But I was punished, my lad--made to kiss the wench that never
speaks but when she scolds, and that's the gunner's daughter,
comrade. Yes, the minister's son of no matter where--has the
cat's scratch on his back! This roused me, and when we were
ashore with the boat, I gave three inches of the dirk, after a
stout tussle, to the fellow I blamed most, and took the bush for
it. There were plenty of wild lads then along shore--and, I
don't care who knows--I went on the account, look you--sailed
under the black flag and marrow-bones--was a good friend to the
sea, and an enemy to all that sailed on it.'

Fairford, though uneasy in his mind at finding himself, a lawyer,
so close to a character so lawless, thought it best,
nevertheless, to put a good face on the matter, and asked Mr.
Ewart, with as much unconcern as he could assume, 'whether he was
fortunate as a rover?'

'No, no--d--n it, no,' replied Nanty; 'the devil a crumb of
butter was ever churned that would stick upon my bread. There
was no order among us--he that was captain to-day, was swabber
to-morrow; and as for plunder--they say old Avery, and one or two
close hunks, made money; but in my time, all went as it came; and
reason good, for if a fellow had saved five dollars, his throat
would have been cut in his hammock. And then it was a cruel,
bloody work.--Pah,--we'll say no more about it. I broke with
them at last, for what they did on board of a bit of a snow--no
matter what it was bad enough, since it frightened me--I took
French leave, and came in upon the proclamation, so I am free of
all that business. And here I sit, the skipper of the JUMPING
JENNY--a nutshell of a thing, but goes through the water like a
dolphin. If it were not for yon hypocritical scoundrel at Annan,
who has the best end of the profit, and takes none of the risk, I
should be well enough--as well as I want to be. Here is no lack
of my best friend,'--touching his case-bottle;--'but, to tell you
a secret, he and I have got so used to each other, I begin to
think he is like a professed joker, that makes your sides sore
with laughing if you see him but now and then; but if you take up
house with him, he can only make your head stupid. But I warrant
the old fellow is doing the best he can for me, after all.'

'And what may that be?' said Fairford.

'He is KILLING me,' replied Nanty Ewart; 'and I am only sorry he
is so long about it.'

So saying he jumped on his feet, and, tripping up and down the
deck, gave his orders with his usual clearness and decision,
notwithstanding the considerable quantity of spirits which he had
contrived to swallow while recounting his history.
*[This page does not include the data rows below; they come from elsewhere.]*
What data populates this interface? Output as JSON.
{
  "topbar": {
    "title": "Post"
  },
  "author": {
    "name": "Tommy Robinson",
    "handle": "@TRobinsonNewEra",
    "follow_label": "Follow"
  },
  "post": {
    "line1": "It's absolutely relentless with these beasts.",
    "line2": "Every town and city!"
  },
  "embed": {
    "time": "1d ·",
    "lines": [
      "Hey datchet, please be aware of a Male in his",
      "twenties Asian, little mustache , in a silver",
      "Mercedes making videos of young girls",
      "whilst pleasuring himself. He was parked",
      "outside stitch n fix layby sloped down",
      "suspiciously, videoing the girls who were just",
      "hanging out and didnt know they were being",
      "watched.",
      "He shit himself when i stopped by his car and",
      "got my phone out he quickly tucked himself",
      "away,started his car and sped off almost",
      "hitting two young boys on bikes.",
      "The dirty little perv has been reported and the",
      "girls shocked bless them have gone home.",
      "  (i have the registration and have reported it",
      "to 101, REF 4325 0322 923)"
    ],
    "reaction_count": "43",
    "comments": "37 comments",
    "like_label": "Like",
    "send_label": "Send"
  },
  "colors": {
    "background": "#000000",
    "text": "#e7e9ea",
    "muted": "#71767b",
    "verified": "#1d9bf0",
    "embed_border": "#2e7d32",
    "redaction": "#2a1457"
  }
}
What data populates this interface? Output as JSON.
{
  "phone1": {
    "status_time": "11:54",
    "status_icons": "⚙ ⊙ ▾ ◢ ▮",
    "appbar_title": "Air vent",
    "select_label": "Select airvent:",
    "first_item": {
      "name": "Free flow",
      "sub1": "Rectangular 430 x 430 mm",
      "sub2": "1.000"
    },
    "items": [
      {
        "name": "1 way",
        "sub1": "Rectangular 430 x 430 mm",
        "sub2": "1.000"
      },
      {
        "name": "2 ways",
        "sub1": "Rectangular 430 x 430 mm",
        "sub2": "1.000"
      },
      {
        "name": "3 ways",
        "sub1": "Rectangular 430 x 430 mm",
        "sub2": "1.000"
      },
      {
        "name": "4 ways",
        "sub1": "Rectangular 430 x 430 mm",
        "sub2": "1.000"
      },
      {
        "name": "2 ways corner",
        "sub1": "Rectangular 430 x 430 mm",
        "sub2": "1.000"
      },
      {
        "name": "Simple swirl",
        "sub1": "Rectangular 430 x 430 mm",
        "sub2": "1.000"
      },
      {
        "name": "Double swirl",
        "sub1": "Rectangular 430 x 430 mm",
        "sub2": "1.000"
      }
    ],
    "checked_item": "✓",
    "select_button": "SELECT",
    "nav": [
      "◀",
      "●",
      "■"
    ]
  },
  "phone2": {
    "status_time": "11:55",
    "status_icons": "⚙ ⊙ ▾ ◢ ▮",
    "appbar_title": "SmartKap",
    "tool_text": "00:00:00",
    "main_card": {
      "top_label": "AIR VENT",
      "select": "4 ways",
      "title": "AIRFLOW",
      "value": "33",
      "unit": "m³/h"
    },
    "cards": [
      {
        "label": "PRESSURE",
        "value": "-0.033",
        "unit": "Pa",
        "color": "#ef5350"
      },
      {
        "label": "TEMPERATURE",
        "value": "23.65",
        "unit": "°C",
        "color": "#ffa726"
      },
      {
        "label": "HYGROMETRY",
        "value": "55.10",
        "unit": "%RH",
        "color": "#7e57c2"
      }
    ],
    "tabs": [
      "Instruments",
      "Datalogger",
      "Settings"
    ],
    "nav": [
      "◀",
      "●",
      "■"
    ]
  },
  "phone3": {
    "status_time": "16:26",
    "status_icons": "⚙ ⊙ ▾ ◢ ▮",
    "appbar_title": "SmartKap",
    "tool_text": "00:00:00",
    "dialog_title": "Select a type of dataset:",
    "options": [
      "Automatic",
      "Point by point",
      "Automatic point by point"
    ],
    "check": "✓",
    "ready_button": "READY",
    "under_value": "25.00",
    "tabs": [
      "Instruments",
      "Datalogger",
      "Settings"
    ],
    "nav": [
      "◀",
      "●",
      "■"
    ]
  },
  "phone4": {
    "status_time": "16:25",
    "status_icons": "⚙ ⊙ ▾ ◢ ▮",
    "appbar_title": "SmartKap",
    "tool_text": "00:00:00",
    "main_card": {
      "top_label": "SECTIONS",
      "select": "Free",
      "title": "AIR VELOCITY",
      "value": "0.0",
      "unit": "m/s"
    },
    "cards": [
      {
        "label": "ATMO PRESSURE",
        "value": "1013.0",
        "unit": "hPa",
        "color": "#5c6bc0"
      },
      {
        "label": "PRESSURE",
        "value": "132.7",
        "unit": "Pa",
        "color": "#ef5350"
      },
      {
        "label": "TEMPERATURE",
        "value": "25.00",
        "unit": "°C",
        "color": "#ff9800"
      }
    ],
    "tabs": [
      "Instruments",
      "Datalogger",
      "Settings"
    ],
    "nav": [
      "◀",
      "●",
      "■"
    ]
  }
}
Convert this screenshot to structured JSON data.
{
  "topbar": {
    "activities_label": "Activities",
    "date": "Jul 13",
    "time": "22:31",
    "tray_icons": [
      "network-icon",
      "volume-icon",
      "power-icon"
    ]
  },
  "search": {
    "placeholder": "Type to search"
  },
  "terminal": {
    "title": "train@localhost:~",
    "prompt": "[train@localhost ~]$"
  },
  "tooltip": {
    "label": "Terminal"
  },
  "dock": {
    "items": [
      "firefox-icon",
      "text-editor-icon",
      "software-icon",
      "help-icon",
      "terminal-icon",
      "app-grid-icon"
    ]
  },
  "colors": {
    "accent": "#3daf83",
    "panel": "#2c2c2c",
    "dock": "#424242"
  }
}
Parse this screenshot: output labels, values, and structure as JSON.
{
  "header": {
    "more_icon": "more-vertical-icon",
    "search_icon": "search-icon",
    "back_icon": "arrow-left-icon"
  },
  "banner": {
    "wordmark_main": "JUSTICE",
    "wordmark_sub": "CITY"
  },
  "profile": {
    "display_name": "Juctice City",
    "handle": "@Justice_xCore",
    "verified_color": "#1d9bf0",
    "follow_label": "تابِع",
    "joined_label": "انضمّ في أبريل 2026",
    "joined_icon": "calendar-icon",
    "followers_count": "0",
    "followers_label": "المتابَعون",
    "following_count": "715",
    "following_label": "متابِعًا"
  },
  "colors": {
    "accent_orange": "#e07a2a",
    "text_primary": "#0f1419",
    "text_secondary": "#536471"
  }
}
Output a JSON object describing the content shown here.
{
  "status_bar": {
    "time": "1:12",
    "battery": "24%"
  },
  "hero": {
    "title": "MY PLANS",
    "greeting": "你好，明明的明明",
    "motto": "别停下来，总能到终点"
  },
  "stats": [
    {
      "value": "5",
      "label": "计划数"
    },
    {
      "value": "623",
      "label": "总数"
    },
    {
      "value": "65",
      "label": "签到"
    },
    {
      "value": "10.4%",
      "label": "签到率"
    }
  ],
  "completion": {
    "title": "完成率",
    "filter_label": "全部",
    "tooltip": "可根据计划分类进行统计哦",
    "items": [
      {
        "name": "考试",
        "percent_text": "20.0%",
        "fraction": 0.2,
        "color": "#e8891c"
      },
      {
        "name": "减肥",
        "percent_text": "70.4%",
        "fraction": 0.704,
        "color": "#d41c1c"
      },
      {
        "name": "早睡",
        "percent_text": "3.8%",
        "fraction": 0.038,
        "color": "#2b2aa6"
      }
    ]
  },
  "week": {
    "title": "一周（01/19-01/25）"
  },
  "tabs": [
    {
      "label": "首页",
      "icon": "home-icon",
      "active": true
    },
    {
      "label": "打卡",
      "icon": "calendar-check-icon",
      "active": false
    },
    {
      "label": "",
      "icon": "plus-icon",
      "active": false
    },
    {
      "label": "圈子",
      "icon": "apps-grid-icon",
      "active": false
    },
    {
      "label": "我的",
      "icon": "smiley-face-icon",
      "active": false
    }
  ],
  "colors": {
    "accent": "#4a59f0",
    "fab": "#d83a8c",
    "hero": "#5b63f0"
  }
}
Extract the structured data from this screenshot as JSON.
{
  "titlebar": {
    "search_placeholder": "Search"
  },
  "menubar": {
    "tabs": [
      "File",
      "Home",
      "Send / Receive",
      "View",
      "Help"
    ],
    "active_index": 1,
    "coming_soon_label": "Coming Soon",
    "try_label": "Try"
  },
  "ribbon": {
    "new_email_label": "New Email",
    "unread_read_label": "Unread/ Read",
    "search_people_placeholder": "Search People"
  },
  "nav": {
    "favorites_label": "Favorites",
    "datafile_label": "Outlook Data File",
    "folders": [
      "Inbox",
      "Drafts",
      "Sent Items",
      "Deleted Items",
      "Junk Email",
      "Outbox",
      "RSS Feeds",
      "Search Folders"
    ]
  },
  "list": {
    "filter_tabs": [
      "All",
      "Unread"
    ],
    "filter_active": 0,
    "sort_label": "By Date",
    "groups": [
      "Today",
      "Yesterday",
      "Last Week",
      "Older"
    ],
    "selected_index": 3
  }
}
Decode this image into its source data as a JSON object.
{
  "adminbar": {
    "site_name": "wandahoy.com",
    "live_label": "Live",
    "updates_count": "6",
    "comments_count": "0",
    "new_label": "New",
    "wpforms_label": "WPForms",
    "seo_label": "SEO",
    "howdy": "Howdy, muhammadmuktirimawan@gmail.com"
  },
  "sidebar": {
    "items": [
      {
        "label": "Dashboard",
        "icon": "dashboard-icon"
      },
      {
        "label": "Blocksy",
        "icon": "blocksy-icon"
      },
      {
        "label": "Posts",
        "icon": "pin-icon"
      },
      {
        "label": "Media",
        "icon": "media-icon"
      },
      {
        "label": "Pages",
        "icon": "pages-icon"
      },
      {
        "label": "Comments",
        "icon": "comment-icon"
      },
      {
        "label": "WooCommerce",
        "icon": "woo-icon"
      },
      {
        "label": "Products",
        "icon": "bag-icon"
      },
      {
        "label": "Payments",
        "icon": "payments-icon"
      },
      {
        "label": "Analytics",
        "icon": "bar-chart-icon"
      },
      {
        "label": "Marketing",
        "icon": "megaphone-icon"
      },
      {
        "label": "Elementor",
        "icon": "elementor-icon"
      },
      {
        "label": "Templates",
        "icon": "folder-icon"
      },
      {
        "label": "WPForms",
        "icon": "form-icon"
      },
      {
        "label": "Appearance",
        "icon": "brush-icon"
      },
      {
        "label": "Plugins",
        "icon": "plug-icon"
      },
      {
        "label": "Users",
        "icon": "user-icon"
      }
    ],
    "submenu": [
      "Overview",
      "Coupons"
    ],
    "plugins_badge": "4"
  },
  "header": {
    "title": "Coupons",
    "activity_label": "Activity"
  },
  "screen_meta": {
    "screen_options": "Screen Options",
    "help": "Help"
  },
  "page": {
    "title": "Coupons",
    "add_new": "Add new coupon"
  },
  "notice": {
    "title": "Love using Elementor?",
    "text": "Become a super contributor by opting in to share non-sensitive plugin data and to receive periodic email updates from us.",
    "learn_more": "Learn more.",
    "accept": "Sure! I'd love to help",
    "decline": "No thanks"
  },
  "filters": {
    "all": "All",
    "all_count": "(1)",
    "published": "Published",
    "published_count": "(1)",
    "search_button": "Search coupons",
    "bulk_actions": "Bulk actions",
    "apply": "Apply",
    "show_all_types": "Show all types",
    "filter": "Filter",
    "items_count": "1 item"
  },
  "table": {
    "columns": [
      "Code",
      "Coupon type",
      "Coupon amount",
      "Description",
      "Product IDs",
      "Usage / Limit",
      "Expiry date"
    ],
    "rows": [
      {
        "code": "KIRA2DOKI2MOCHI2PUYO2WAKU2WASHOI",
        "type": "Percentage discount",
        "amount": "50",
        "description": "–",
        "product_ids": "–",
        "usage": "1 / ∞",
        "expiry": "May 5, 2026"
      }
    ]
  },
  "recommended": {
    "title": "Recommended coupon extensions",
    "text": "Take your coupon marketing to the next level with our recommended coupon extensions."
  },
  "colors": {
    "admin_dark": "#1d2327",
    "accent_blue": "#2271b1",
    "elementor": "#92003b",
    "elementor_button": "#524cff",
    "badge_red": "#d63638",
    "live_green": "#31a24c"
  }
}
Although far from feeling well, Fairford endeavoured to rouse
himself and walk to the head of the brig, to enjoy the beautiful
prospect, as well as to take some note of the course which the
vessel held. To his great surprise, instead of standing across
to the opposite shore from which she had departed, the brig was
going down the Firth, and apparently steering into the Irish Sea.
He called to Nanty Ewart, and expressed his surprise at the
course they were pursuing, and asked why they did not stand
straight across the Firth for some port in Cumberland.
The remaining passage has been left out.